AB: Yeniden doğallaştırma yasası işe yarar mı?
AB yeniden doğallaştırma yasası, pazartesi günü Bakanlar Konseyi’nde kıl payı farkla kabul edildi. Yasayla, 2030 yılına kadar zarar görmüş ekosistemlerin beşte birinin, 2050’ye kadar ise tamamının eski haline getirilmesi amaçlanıyor. Yasanın geçmesi, Avusturya’nın Yeşiller üyesi Çevre Bakanı Leonore Gewessler’in, Şansölye Karl Nehammer’in ÖVP’sine karşı çıkarak lehte oy kullanması sayesinde mümkün oldu. Basında tartışma büyüyor.
Tek başına hareket edenler siyasetten bıktırıyor
Kleine Zeitung, Yeşiller üyesi Bakan’ın büyük zararlar verdiği eleştirisinde bulunuyor:
“Şu anda asıl önemli olan, Gewessler’in bu amaçla görevlendirilen Anayasa Servisi’nin hukuki görüşüne karşı kasten tek başına hareket etmeye hazır olması. Böyle davranarak, iklim koruma meselesinde hukukun üstünlüğüne ve zorlu koalisyon müzakerelerine karşı sabrın yitirilmesi ve keyfe göre hakikatler uydurulması yönündeki artan ve can sıkıcı eğilimi hızlandırmış oluyor.
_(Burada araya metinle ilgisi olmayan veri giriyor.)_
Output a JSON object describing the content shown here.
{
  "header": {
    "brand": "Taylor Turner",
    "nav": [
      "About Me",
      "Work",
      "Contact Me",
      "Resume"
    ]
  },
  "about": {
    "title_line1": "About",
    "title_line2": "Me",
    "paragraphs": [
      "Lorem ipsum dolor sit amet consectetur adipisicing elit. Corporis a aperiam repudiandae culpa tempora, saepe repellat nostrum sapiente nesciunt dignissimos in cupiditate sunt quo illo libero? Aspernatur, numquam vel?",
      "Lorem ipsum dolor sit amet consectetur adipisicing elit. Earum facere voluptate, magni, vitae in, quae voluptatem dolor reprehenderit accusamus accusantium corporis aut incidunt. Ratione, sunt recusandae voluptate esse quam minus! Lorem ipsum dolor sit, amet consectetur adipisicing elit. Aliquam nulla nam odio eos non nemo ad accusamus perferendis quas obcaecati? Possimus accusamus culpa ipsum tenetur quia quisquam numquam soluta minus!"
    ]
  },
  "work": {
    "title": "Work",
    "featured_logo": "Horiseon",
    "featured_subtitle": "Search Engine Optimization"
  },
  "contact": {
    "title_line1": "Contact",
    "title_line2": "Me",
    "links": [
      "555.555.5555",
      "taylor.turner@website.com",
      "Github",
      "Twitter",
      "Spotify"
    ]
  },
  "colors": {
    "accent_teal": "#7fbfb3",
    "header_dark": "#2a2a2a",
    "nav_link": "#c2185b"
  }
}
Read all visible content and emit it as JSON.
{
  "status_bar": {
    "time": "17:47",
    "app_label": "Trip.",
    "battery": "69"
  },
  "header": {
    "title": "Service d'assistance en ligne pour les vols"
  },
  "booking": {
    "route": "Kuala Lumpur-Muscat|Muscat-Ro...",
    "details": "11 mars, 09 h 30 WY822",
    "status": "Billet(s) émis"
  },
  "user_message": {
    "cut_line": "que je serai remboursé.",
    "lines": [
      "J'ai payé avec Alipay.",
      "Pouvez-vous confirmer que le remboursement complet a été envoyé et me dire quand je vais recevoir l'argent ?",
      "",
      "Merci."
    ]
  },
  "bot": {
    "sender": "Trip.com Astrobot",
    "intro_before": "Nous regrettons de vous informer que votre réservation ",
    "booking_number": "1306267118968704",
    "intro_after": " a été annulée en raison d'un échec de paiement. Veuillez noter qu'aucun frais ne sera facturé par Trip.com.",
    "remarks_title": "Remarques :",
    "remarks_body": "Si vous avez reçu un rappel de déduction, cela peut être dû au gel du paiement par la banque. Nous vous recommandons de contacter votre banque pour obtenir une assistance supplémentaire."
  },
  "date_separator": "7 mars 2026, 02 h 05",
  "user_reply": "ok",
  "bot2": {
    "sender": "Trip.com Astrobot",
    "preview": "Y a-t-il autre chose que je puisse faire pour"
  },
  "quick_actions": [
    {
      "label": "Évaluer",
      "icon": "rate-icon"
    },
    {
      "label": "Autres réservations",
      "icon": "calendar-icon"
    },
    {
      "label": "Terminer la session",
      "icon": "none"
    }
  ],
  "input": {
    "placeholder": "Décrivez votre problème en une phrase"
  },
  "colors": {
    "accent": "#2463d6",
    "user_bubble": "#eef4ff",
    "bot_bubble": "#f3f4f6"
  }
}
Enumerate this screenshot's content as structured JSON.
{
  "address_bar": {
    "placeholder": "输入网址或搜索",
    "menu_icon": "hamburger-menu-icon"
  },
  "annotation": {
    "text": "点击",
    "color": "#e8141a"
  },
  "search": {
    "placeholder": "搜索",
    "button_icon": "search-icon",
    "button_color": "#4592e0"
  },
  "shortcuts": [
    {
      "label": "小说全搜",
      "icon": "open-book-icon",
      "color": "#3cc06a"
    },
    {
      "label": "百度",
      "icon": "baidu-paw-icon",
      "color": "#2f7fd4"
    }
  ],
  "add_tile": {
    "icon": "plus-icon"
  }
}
Yeşil seçmen nezdindeki kahraman statüsünü iyice pekiştirdiğinden, Vahşi Batı usulü iklim koruması parti siyaseti bakımından kendisine muhakkak fayda sağlayacaktır: Nihayet bir şeyler yapan biri çıktı! Ama bunun bedeli yüksek. Yurttaşın hükümetin icraatlarının hukuki güvenilirliğine yönelik zaten kırılgan vaziyetteki inançları daha da aşınabilir.”
Tehlikeli bir emsal
De Morgen, Yeşiller'in çok fazla sevinmemesi gerektiği kanaatinde:
“Yeşillerin sevinci anlaşılabilir olsa da pek ileri görüşlü değil. Karar, Avrupa demokrasisinin kurallarını alt üst eden riskli bir emsal teşkil ediyor. Yeşiller, gelecekteki Avrupa Birliği Bakanlar Konseyi oturumlarında aşırı sağcı bakanlar kendi başlarına göç politikasını katılaştırmaya kalktıklarında da aynı cesareti gösterebilecekler mi? Yaşadıkları sevinç kısa ömürlü olabilir. Zira Yeşiller bile artık vicdanlarını oyunun kurallarının üstünde tutmaya başlarsa, demokrasiyi kim koruyacak?”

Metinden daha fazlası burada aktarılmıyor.